Opinión


23/08/22

Javier Domenech

  1. Un viaje sorprendente

    El reciente viaje del Papa Francisco por tierras canadienses me ha parecido un error más propio de un populista párroco local que del Sumo Pontífice de la Iglesia Católica. Cuando los sentimientos de religiosidad se encuentran en regresión, sustituidos por la búsqueda del hedonismo, cuando las creencias religiosas pierden atractivo en un mundo vacío de espiritualidad, no creo que la pintoresca imagen de un Papa, ataviado con plumas de cacique indio pidiendo perdón a tribus de desconocidos indígenas por desmanes ocurridos siglos atrás sea un espejo que anime a reavivar la fe de los cristianos. Y menos cuando la ceremonia se realiza rodeado por descendientes de los colonos ingleses y franceses, que fueron los responsables directos de esos daños, sin que hayan expresado por su parte, gesto alguno de pesar. Resulta sorprendente que al final, en el curso de este viaje hayan sido más notorias las noticias relacionadas con la quebrantada salud del Papa que su esperado y no pronunciado, mensaje espiritual.
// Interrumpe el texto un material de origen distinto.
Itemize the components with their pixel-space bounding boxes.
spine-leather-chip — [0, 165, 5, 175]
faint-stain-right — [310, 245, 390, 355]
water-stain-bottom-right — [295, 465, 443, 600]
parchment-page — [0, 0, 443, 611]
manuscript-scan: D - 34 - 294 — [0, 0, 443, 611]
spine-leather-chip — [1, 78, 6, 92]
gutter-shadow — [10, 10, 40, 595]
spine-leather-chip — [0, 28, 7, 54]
    Los viajes apostólicos, que antes reunían entusiastas multitudes en busca de una alternativa vital, no debieran  ser desplazados por peregrinaciones para corregir errores de otros tiempos. Porque si se reducen a pedir perdón por desmanes ocurridos hace siglos, podríamos iniciar un estrambótico recorrido de penitencia sin la menor incidencia en la vida espiritual de la Iglesia, cuya historia quedaría reducida a la de organización criminal al servicio de la Fe. Con ese afán habría que acudir a Estambul, a Jerusalén o a las tierras de Centroeuropa donde Carlomagno impuso el cristianismo a sangre y fuego. Y podría pedirse perdón por las escasamente edificantes obras de muchos Papas siglos atrás, por la matanza de los albigenses en Francia, por las condenas inquisitoriales de quienes pensaban de otra forma o por la destrucción masiva del arte Grecorromano, cuando las esculturas de los dioses páganos y sus templos fueron bárbaramente arrasados. E incluso cuestionar, en una simplísima y superficial lectura, las epístolas de San Pablo, señalando  a los esclavos el deber de obedecer a sus amos y a las mujeres mantenerse sumisas a sus esposos.

    El mayor horror del cristianismo en general, y de otras religiones ha sido la imposición de su fe con la espada, desde las conversiones forzadas de los pueblos bárbaros a las muertes causadas en las inútiles cruzadas. La colonización americana, ahora tan estúpidamente cuestionada con la destrucción de las estatuas que  honran las gestas de sus protagonistas, es fruto de una interpretación tendenciosa y falsa que sustituye la realidad, jaleado por dirigentes populistas que arruinan a sus pueblos y de universitarios in maduros que revisan la civilización con criterios de bachilleres indocumentados. Creer que los frailes que ejercieron su labor en tierras americanas lo hicieron al servicio de intereses comerciales es simplemente un miserable desconocimiento de la historia y una simplista visión de los acontecimientos de hace siglos, analizados con la mentalidad del siglo XXI. Los mártires  de la Compañía de Jesús de las misiones del Japón, Paraguay o de Honduras –y esto debería importante para un jesuita como el actual Papa– no se merecen este recuerdo como tampoco los miles de religiosos que han sacrificado sus vidas y las  arriesgan hoy, en múltiples lugares de la tierra, desde Sudán y Oriente Medio a Nigeria, Pakistán o América Central, dedicando sus esfuerzos a la atención de los más olvidados. Y desde luego, sin promover ningún beneficio a las empresas multinacionales o a los políticos locales.

    Se me ocurre que entre las preocupaciones del Papa Francisco debiera figurar en un lugar destacado la integración de las mujeres en las tareas de responsabilidad de la Iglesia, la búsqueda de soluciones para acabar con la actual escasez de sacerdotes atendiendo las templos vacíos con sermones carentes de un mensaje atractivo o el apoyo firme a los lugares donde existe una Iglesia olvidada en la que arriesgan sus vidas miles de cristianos.

    Y lo digo desde mi humilde pertenencia a la fe católica, sin ningún sentimiento de culpabilidad hacia los desmanes que pudieron cometer hace siglos, los tataraabuelos de mis tataraabuelos.